При взгляде на опьяненную победой вооруженную толпу Наталье стало дурно – ведь разорвут на кусочки, не разбираясь. Еле-еле удалось успокоить солдат и матросов и спасти министров от расправы. И в который раз Наталья поразилась умению Миши убеждать лишь несколькими словами. Даже неуправляемая революционная толпа подчинялась ему почти немедленно. Поняв, что расправа откладывается, пленные министры выдохнули с явным облегчением. Наталье стало их жалко. Они затравленно оглядывались, поскольку, перестав требовать расправы, солдаты не отказывали себе в удовольствии осыпать их насмешками и оскорблениями.

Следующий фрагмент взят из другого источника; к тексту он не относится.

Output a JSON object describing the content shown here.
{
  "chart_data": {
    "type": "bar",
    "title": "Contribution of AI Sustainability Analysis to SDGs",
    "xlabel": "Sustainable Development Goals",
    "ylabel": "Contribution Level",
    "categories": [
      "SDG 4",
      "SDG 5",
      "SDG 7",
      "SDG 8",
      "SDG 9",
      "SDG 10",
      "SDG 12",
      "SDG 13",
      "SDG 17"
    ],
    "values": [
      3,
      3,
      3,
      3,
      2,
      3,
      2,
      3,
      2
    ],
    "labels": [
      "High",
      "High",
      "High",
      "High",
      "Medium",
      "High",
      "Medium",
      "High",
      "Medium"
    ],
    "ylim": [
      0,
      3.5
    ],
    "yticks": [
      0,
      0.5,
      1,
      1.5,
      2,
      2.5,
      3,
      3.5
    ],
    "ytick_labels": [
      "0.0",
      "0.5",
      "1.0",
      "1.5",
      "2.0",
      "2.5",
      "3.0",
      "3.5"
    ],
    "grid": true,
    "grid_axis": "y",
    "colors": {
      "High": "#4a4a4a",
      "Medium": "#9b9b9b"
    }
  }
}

Миша отправил одного из конвоиров на поиски машины, чтобы отвезти арестованных в Петропавловскую крепость, однако тот вернулся ни с чем: нигде поблизости машин не обнаружилось.
– Что ж, придется вести пешком, – нахмурился Миша.
Наталья понимала его недовольство – вести арестованных пешком, значит, прорываться сквозь жаждущие расправы толпы. Но выбора у них не было.
Впрочем, до Троицкого моста добрались относительно спокойно. Если не считать того, что в городе слышался треск оружейной и пулеметной стрельбы. На улице там и тут мелькали небольшие кучки народа. Долетали отдельные возгласы и крики. Наталья вздрагивала каждый раз, нервно оглядываясь, пока Миша не взял ее за руку, легонько сжав ладонь. Почему-то страх отступил, сменившись радостной уверенностью.
Едва процессия вступила на Троицкий мост, как с той стороны появился автомобиль, несущийся прямо на них.
– Стой! Стой! – закричали конвоиры.
Автомобиль остановился, но кто-то из него тут же начал стрелять. Услышав выстрелы, пулеметчики из Петропавловской крепости тоже открыли огонь. Все бросились врассыпную и на землю. Поднялась ответная стрельба. Прижавшись к земле, Наталья все-таки набралась мужества приподнять голову, чтобы наблюдать, как Миша и еще кто-то из руководителей бросились к автомобилю, крича:
– Свои, свои!
И действительно – все оказались свои. Матросы ругались такими словами, что Наталья невольно покраснела. Бедного шофера чуть не избили. Наконец, порядок восстановили, министров снова окружили конвоем. Наталья вскочила, отряхивая платье, и вдруг поняла, что не видит одного человека.